I dumed the fluid and removed the bolt and floorboard to take out the screen. It wont budge. I have tried everything. Any tips or ideas? I am just learning.


----------



## Live Oak (Dec 22, 2003)

Welcome to Tractor Forum Chopper! I am not sure I am following exactly what you are trying to remove. Are you trying to remove the transmission case drain plug bolt?


----------



## chopperz71 (May 11, 2009)

Thanks for the reply TF. I got it figured out but my hydrolics are still acting up. I changed the fluid and cleaned the screen but the loader will just stop working after a couple of minutes of use.

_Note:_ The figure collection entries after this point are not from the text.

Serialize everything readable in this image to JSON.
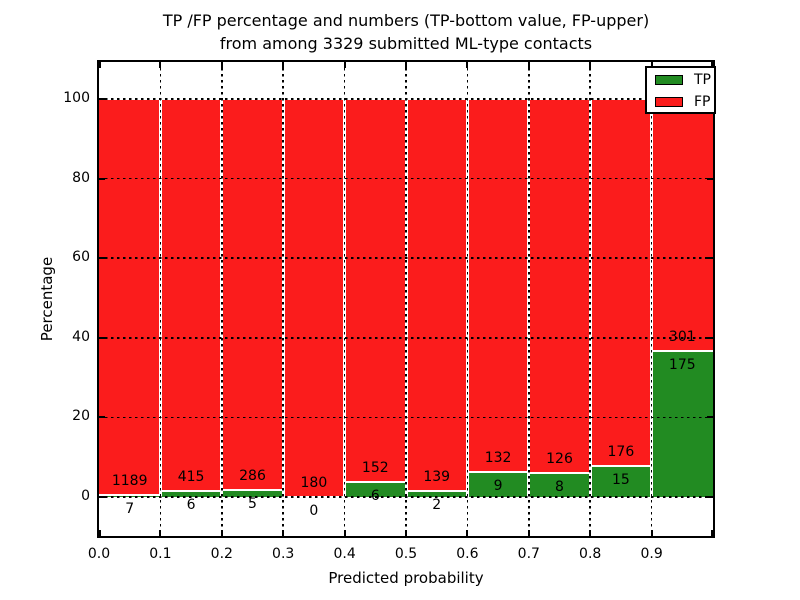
{
  "chart_data": {
    "type": "bar",
    "stacked": true,
    "unit": "percent_of_bin_total",
    "title_line1": "TP /FP percentage and numbers (TP-bottom value, FP-upper)",
    "title_line2": "from among 3329 submitted ML-type contacts",
    "xlabel": "Predicted probability",
    "ylabel": "Percentage",
    "x_tick_labels": [
      "0.0",
      "0.1",
      "0.2",
      "0.3",
      "0.4",
      "0.5",
      "0.6",
      "0.7",
      "0.8",
      "0.9"
    ],
    "y_ticks": [
      0,
      20,
      40,
      60,
      80,
      100
    ],
    "xlim": [
      0.0,
      1.0
    ],
    "ylim": [
      -10,
      109
    ],
    "grid": true,
    "categories": [
      "0.0-0.1",
      "0.1-0.2",
      "0.2-0.3",
      "0.3-0.4",
      "0.4-0.5",
      "0.5-0.6",
      "0.6-0.7",
      "0.7-0.8",
      "0.8-0.9",
      "0.9-1.0"
    ],
    "series": [
      {
        "name": "TP",
        "position": "bottom",
        "color": "#228b22",
        "values": [
          7,
          6,
          5,
          0,
          6,
          2,
          9,
          8,
          15,
          175
        ]
      },
      {
        "name": "FP",
        "position": "top",
        "color": "#fb1c1c",
        "values": [
          1189,
          415,
          286,
          180,
          152,
          139,
          132,
          126,
          176,
          301
        ]
      }
    ],
    "legend": {
      "position": "upper right",
      "entries": [
        {
          "label": "TP",
          "color": "#228b22"
        },
        {
          "label": "FP",
          "color": "#fb1c1c"
        }
      ]
    }
  }
}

I can put it in gear and drive around for a minute and it starts working again. As soon as I go to use it again it starts shaking then just quits all together. I drove it over to my mechanic and left it for him to check out. I don't know much about tractors yet but I will. Does it sound like anything major?


----------



## Live Oak (Dec 22, 2003)

I am thinking maybe hydraulic pump or perhaps the destroking valve. Kinda tough to say for sure without putting guages on the system and troubleshooting.


----------



## steve2240 (Nov 3, 2009)

Hay chopperz71, how did you get the screen out???? I got a 2240 and cannot seem to get the screen out either.


----------